The crop was olive trees, some hundreds of years old and some only decades old. These hillsides belonged to the Jewish National Fund, which was founded in 1901 to buy and develop land for Jewish settlement, starting under the Ottoman control of the region of Palestine and then under the British Mandate of Palestine after the First World War. By 2007, it now owns roughly 13% of the land in Israel. We were not visiting a private farmer but one of twelve farm land areas now protected by the Israeli Zionist organization, Hashomer Hachadash, an organization which tries to support Israeli farmers and thousands of acres of farm land from abandonment as fewer and fewer Israelis have the means to continue farming, both because it has lost popularity since there are other more lucrative industries to work in and also because of the difficulty of protecting the land amidst the conflict.
When I asked how the JNF had acquired the land we were walking through, the tour leader admitted that these lands had belonged to Arab families who “were forced to leave them” during the 1948 war. The phrase made me pause: “were forced” was a phrase in the passive tense. It masked who or what was responsible for “forcing” these Arabs to “leave”. The tour leader then pulled out rakes, hoes, and cutting sheers and announced that we would be cleaning up the grounds around a patch of olive trees.
In order to harvest olives, it is first necessary to clear all of the shrubs and weeds around the tree, which compete with the tree for scarce water. It is also important to remove the lowest branches of the olive tree so that the tree devotes all of its energy toward the upper branches for growing olives. When the olives are ready to be harvested, tarps are laid down around the tree so the olives can be dropped onto the tarps. Thus you also need to remove large stones so that the tarp can lay as smoothly as possible. The olives are then pickled or pressed into olive oil. This work is all done voluntarily, so if some trees do not get cleaned up, it is difficult or impossible to pick the olives from that tree for the current season. The tour guide explained that all of the proceeds go to diverse local charities.

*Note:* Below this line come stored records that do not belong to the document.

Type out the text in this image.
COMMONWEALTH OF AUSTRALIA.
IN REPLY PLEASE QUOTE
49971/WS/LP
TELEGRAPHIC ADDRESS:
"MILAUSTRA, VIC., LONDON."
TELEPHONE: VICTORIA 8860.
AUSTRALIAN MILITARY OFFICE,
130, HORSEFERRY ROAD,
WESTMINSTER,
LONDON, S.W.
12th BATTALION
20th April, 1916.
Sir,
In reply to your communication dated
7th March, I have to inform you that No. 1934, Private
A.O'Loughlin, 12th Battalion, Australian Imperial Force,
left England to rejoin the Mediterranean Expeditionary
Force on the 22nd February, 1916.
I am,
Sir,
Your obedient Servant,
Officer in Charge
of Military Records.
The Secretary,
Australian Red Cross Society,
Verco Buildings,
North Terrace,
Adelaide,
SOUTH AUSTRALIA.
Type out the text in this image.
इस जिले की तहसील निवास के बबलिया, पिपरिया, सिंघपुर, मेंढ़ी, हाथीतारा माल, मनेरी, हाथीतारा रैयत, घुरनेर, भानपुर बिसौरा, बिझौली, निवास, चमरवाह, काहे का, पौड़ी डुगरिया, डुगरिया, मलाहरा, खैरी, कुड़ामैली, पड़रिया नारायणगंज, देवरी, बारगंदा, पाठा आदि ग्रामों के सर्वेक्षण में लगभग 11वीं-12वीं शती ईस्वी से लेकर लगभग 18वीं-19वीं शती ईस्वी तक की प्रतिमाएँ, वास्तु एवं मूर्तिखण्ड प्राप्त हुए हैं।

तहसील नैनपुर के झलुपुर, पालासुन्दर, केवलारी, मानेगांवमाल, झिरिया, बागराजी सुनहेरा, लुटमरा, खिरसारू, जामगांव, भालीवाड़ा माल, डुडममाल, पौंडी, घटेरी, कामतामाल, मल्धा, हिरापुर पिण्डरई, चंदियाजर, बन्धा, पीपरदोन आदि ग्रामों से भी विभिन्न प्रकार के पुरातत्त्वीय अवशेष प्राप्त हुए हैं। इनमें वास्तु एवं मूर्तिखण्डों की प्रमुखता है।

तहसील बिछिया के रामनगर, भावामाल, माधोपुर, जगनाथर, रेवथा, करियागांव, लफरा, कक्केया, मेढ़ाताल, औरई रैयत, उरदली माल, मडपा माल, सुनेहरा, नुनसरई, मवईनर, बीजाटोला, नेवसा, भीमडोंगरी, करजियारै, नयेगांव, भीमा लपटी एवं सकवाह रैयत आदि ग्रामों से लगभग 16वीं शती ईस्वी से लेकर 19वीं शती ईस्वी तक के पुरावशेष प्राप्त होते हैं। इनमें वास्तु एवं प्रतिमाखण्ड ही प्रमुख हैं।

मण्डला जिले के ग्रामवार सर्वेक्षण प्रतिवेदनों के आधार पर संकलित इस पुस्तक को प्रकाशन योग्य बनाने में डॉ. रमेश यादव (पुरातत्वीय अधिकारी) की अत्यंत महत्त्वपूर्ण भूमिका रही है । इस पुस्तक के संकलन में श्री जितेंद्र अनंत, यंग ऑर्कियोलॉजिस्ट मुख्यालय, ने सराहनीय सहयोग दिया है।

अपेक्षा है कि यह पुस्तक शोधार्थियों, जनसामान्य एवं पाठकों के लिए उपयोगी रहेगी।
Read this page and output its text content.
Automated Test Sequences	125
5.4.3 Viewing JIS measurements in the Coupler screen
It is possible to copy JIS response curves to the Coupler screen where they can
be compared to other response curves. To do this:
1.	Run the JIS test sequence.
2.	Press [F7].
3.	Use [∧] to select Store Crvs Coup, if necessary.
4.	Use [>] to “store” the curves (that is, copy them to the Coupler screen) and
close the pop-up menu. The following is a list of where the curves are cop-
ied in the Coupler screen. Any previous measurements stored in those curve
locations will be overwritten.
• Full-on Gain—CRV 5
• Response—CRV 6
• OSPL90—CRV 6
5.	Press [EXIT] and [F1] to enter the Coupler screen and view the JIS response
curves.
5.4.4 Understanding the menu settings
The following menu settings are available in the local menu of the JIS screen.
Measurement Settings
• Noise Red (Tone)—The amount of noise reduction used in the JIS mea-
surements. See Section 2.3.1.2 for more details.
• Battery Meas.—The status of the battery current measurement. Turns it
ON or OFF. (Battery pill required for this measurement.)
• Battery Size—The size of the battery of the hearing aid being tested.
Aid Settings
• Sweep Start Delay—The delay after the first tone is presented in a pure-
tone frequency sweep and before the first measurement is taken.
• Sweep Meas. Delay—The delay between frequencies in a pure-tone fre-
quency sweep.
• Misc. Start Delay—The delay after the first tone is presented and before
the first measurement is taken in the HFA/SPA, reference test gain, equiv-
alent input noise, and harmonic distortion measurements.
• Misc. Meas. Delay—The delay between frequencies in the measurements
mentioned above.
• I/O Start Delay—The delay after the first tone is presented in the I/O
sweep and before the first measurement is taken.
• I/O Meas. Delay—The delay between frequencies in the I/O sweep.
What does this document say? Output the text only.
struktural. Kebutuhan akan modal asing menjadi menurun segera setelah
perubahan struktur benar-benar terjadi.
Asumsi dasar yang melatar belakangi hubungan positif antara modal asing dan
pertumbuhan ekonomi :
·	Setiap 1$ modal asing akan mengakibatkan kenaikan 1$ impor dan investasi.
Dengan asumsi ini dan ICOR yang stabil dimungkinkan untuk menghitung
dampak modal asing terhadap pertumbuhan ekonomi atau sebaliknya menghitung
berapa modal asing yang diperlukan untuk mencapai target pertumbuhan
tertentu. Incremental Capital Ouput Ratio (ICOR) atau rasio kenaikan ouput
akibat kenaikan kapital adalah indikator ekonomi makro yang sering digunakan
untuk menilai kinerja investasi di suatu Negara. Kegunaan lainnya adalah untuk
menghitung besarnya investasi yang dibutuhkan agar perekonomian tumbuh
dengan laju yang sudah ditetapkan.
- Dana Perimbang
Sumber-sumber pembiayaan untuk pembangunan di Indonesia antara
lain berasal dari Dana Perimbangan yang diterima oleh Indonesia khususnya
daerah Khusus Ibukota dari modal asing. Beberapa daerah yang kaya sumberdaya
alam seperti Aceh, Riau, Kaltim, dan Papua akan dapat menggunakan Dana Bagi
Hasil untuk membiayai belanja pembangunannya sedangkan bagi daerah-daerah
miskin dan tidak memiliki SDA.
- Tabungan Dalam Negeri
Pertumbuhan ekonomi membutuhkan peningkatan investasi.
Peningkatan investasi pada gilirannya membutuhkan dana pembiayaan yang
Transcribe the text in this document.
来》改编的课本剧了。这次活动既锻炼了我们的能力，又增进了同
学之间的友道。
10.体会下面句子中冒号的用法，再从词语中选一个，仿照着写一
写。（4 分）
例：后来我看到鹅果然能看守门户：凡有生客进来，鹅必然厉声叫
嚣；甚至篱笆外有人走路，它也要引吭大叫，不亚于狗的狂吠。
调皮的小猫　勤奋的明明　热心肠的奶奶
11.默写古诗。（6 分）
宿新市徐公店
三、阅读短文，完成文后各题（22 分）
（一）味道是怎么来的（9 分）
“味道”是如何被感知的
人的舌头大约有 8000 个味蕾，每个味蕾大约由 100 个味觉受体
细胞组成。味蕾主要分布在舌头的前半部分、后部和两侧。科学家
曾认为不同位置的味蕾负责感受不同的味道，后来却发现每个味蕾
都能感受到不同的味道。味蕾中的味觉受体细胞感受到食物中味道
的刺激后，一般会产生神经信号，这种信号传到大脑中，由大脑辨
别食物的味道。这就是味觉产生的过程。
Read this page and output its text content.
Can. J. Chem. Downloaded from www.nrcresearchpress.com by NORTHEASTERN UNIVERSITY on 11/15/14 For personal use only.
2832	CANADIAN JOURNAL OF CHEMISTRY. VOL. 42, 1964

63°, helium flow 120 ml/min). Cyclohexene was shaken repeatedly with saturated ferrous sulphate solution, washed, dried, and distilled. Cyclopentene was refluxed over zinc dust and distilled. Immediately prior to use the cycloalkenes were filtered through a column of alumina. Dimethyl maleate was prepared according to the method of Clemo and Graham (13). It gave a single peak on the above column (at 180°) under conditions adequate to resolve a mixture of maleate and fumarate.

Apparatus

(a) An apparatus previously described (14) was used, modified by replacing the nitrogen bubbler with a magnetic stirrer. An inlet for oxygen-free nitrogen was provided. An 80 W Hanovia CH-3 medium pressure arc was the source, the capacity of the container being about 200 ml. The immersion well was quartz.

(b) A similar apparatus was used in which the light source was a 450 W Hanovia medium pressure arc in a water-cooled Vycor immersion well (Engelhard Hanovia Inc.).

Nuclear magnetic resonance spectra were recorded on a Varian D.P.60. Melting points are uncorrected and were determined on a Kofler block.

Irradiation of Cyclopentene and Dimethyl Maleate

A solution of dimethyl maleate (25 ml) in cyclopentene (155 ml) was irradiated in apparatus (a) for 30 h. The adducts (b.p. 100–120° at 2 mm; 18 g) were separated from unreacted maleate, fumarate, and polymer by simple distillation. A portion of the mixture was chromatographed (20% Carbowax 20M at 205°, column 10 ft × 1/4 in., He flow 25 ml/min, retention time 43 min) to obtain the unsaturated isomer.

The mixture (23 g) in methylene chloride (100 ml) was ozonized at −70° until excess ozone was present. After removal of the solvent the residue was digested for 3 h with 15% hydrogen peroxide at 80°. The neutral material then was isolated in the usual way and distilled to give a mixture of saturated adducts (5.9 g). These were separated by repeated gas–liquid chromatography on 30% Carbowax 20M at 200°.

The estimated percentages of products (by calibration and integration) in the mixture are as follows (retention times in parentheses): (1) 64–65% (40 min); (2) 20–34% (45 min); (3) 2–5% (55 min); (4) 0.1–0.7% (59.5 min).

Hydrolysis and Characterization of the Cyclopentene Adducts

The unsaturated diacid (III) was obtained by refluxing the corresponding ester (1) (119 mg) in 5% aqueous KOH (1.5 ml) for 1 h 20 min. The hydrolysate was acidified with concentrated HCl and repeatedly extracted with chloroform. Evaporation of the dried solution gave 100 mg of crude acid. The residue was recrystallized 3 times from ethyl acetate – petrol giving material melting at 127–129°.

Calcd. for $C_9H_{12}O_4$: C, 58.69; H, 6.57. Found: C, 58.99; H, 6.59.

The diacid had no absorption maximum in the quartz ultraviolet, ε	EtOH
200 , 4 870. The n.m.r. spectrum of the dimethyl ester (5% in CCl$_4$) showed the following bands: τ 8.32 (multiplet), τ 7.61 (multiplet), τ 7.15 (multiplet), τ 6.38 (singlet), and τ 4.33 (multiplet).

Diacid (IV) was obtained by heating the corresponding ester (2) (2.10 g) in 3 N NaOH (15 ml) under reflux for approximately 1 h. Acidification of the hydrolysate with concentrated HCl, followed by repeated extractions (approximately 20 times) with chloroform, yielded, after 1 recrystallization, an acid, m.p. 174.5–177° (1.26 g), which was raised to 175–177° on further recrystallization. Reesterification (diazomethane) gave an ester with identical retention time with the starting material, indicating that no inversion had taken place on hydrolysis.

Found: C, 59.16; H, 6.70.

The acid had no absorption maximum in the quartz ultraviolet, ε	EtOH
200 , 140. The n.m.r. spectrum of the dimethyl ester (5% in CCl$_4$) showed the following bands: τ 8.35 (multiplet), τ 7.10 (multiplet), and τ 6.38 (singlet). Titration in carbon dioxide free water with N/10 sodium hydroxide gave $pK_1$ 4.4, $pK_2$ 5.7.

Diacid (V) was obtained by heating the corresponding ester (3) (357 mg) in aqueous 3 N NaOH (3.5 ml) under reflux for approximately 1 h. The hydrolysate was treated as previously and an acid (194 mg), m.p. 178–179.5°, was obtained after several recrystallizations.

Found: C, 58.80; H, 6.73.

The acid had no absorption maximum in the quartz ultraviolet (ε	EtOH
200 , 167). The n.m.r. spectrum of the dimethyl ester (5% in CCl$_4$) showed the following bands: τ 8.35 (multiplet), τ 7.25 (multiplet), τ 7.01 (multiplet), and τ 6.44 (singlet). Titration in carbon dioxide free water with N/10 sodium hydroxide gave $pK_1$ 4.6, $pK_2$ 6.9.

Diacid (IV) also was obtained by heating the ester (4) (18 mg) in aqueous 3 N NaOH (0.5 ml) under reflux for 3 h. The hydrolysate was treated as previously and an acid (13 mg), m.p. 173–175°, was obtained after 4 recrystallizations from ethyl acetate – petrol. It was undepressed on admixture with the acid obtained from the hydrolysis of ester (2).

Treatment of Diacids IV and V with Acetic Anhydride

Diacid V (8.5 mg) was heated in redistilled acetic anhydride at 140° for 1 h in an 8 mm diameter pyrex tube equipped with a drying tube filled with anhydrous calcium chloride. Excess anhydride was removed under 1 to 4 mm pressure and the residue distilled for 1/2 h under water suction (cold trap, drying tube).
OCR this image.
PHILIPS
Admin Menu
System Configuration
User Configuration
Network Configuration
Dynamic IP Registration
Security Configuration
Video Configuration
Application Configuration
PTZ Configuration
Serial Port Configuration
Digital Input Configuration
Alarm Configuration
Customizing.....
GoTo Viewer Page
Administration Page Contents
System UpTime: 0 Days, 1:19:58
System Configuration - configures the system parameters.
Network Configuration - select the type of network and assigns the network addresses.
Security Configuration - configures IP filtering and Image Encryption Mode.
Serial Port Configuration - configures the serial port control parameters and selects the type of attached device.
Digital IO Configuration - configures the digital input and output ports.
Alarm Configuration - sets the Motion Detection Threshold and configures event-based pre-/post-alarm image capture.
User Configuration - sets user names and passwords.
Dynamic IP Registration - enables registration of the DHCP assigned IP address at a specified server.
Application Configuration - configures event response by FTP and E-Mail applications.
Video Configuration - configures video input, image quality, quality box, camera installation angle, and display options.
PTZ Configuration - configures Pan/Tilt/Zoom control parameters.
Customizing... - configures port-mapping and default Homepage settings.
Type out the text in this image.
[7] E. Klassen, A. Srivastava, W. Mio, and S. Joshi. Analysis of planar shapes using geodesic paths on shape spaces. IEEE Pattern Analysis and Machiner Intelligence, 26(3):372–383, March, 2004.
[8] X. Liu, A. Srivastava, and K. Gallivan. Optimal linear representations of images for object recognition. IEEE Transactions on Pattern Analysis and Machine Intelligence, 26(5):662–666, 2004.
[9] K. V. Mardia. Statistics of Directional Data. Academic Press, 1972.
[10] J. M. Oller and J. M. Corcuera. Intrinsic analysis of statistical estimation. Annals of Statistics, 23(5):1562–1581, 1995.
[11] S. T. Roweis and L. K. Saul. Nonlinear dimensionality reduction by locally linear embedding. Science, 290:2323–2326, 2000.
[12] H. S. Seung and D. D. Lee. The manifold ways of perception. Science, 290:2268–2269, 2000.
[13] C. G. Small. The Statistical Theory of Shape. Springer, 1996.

With a pair of sheers in my gloved hands, I set to work trimming lower branches and weeds surrounding a nearby tree. After about two hours, our small group had cleared three trees. When we finished the guide said, “Now that you have contributed your sweat and efforts, this land belongs to you too. We want this land to belong to everyone.” As I had worked, I had wondered who had planted this tree and what their hopes were for it. The tree I trimmed was not too old–only 100-125 years more or less. This meant that it had most likely been planted by the Arab families who lived here and worked this land at that time who have since 1948 not been able to return here. ‘Belonging’ is a highly contested notion here amidst the conflict. I am unsure what the circumstances were which forced those families to leave, but it is clear that, at this point in time, this piece of land I visited does not “belong to everyone”.